Limited state-supported opportunities for small operators in the agro processing sector to access regional marketing opportunities through regional and international product displays have created strictly limited opportunities for some small businesses in the agro-processing sector to benefit from exposure to more potentially lucrative markets. These, however, have not been attended by a broader and more sustained and state-supported
marketing ‘engine,’ that allows high-quality agro-produce to benefit from sufficient sustained exposure to the more lucrative markets. In those limited instances where external market interest has metamorphosed into concrete requests for product supply local producers have almost always failed to meet both the product presentation and quantity requirements that satisfy the demands of the international market. Perhaps more to the point, government, in these instances have neglected to ‘step up’ to help these small businesses.
On the whole, the experience of the local agro processing sector is teeming with instances in which potential opportunities for possible significant external market access have been torpedoed by one of another limitation. Numbered among these have been failure to meet stipulated production (and by extension) quality standards and deficiencies in packaging and labelling requirements. What has to be said here is that government has neglected to seize upon these situations to provide adequate support for these businesses, failing miserably to recognize that such gestures can, incrementally, serve to open a floodgate to significant market-related accomplishments for the sector as a whole.

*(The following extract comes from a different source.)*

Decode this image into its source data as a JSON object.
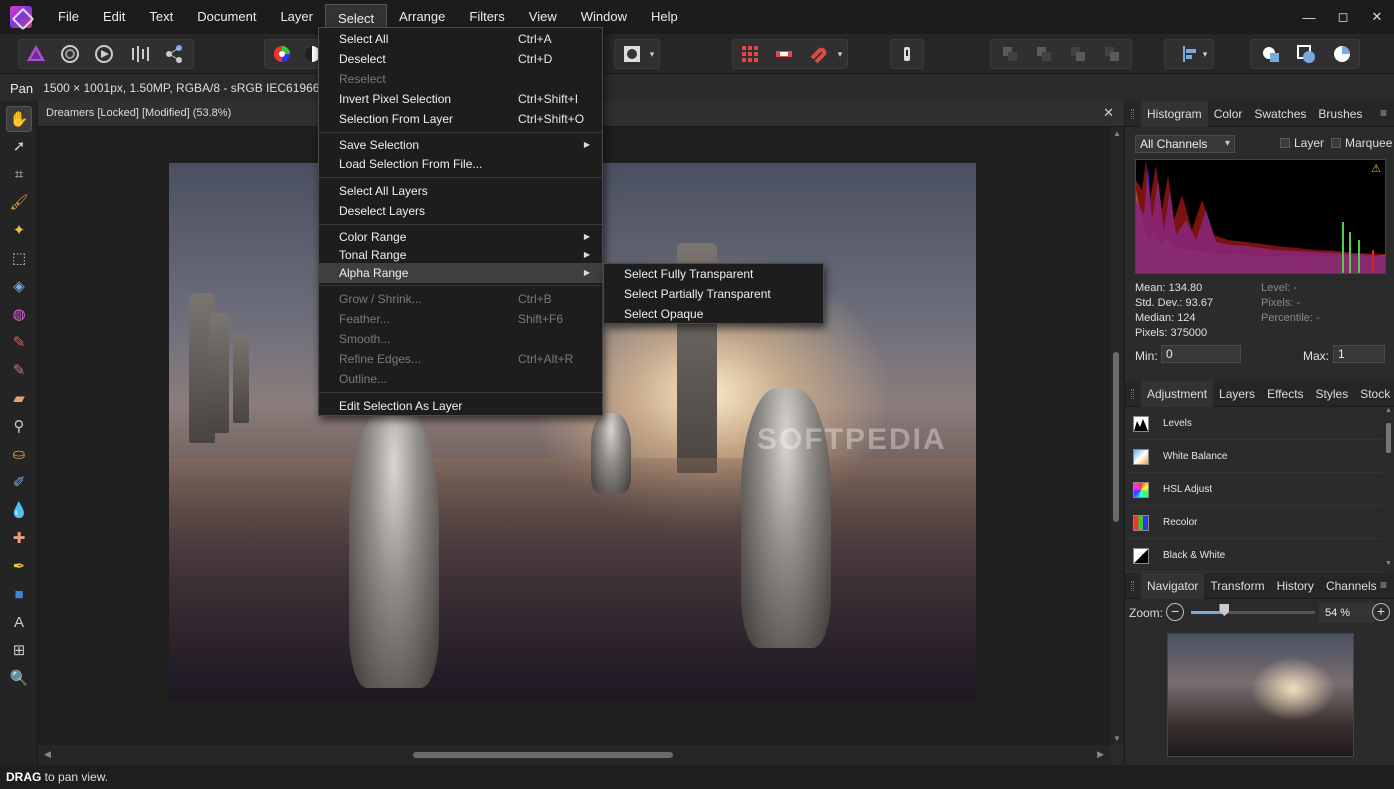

The limitations that have resulted in lost external market opportunities for local agro-produce and by extension for the growth of those enterprises has derived largely from a lack of state support for those enterprises. Growing our agro-processing enterprises into world class businesses cannot be accomplished by the strictly limited support afforded them through institutions like the Guyana Marketing Corporation (GMC) and the Small Business Bureau. These, in themselves, are limited in both their capacity and their resources. At a time when the emergence of the oil and gas sector will inevitably attract significantly greater enhanced attention to the country’s economic sectors, as a whole, it is government that needs to ‘step up’ in terms of providing resources that allow the sector to grow.